Threat intelligence gathers information from several feeds that are both open-sourced and specially created by the licensed Tenable. When these data sources and indicators of compromise (IoCs) are combined, it becomes easier to identify both well-known threats and fresh attacks as they first appear in the wild.
At each stage of the attack cycle, the licensed Tenable threat detection creates real-time security against OT-based attacks. It makes use of a wide range of detection methods tailored to industrial and mission-critical environments. The threat intelligence capability makes sure that your system receives the most recent threat-fighting information when new IoCs, signatures, or operations are made available, reducing vulnerability windows from months or weeks to days or minutes.

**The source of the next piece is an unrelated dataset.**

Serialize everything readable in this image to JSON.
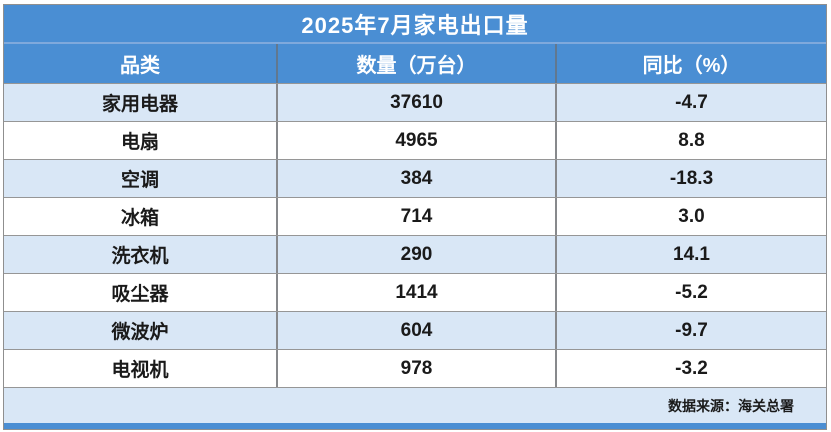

Benefits of using Tenable Threat Intelligence
Tenable. ICS-CERT, NVD, emerging threats, Tenable, and other detection sources are just a few of the sources that ot’s threat intelligence uses to detect threats to industrial networks. You are fully protected from OT threats as a result of this.
Defense Against Fresh Threats
Threat intelligence is constantly updated, giving you the most recent feed to guarantee the most effective defense against new and emerging OT threats.
Receive research insights from the licensed Tenable, such as fresh IoCs for Zero Day vulnerabilities, distinct SCADA software threats, and other indicators based on professional research.
Deep awareness of the environment
The licensed Tenable’s various feed sources give you contextual information about threats, which you can use to help prioritize and accelerate and increase the precision of your investigations. Information about the actor, campaign to which the threat is related, and IoC threat severity is included in the context.
Hunting for threats
Utilizing various IoCs improves detection abilities and offers better visibility into threat evolution. Bad IPs, dubious domains, malicious hashes, packet signatures, vulnerabilities, and other elements may be present in IoCs.